Isn’t something easy to ask or where the answer should be obvious? We’re asking about “ok I’m fired, I pay ahv every year, do I get a pension counting this unemployed years when I made mandatory contribution to the system? If yes, how much? If no, isn’t that illegal to contribute to a system, and then not be a beneficiary?”
This question when posed to chatgpt directly get a good answer:
If I work from 18yo to 25yo, so 7 years, in Switzerland, and the salary is 80000chf/year, I pay the AHV on it.. After that I stop working, I must pay minimal contributions to AHV anyway until 65yars of age. What happens to my pension? It will not stay the same as if I work the whole life at a 80000chf/year salary?

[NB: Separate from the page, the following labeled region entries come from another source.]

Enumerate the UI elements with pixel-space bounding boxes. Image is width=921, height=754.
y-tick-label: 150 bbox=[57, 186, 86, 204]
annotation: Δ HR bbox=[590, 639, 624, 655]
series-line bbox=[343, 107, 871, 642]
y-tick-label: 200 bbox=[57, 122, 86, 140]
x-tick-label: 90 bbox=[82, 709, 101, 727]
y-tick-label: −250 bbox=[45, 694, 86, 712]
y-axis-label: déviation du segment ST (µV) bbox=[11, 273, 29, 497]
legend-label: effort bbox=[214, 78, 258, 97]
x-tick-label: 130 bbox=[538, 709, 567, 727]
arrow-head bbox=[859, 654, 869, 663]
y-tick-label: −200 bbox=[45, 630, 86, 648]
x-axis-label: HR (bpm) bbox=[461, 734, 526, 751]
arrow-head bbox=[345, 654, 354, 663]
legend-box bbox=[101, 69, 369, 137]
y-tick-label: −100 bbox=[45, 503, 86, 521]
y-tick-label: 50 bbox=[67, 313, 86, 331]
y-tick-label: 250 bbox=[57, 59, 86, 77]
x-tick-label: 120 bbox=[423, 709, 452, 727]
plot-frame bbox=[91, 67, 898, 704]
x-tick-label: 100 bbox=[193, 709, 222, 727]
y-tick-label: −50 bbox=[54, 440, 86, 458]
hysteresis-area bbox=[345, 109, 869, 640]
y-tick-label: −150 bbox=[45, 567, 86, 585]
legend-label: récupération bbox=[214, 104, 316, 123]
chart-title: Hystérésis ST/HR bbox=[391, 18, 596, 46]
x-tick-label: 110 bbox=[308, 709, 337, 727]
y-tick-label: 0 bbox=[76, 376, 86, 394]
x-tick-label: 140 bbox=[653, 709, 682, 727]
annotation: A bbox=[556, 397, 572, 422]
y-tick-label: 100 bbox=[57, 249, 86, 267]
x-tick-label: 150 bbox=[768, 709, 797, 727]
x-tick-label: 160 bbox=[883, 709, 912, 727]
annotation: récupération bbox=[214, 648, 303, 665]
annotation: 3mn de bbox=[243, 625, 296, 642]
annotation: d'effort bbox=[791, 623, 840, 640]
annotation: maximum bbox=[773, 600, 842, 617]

IF asked to copilot you get rubbish.
Total salary / 44 should be your average salary, doesn‘t matter how many years you worked? And then years/44 on the table?
I’ve searched extensively on the internet for an answer to that question (do AHV/AVS contribution while not working and not getting unemployment benefits count toward the average income for the purpose of AHV pension calculations) and haven’t come with a definitive answer. I doubt chatbots can pull one out of their hat that would be more authoritative than any of our interpretations here.
We need someone with actual experience or several people who have asked an AHV/AVS office directly.
The truth is that it gets calculated correctly. on my dumb example of 35+ year of inactivity, if you have 6-8 millions you get the full pension because that millions get taxed like a 80k++ salary
edit: wrong. probably. see below.
total salary + contributions when unemployed, otherwise you sounds like copilot ![]()
but maybe i’m wrong. yes.
edit 2: I am wrong or chatgpt is wrong
But contributions ≠ pension credits
Here’s the key misunderstanding:
AHV pension is NOT based on how much you paid in
It’s based on your recorded income (Erwerbseinkommen)
For non-working people:
- The system assigns a fictitious income based on wealth
- This imputed income is much lower than what large contributions might suggest
edit3: It makes sense, we contribute for the common good and we don’t want that uber rich people just don’t work and use their wealth to just get a pension. so the non-worker contributions are counted less.
Honestly I don‘t know more than before.
Someone working from 20-50 has 30 years of salary contributions (lets assume CHF 3 million in total). He retires early at 50 with a taxable wealth of 1.5 million and pays the required amount for the next 15 years. How much AHV at 65?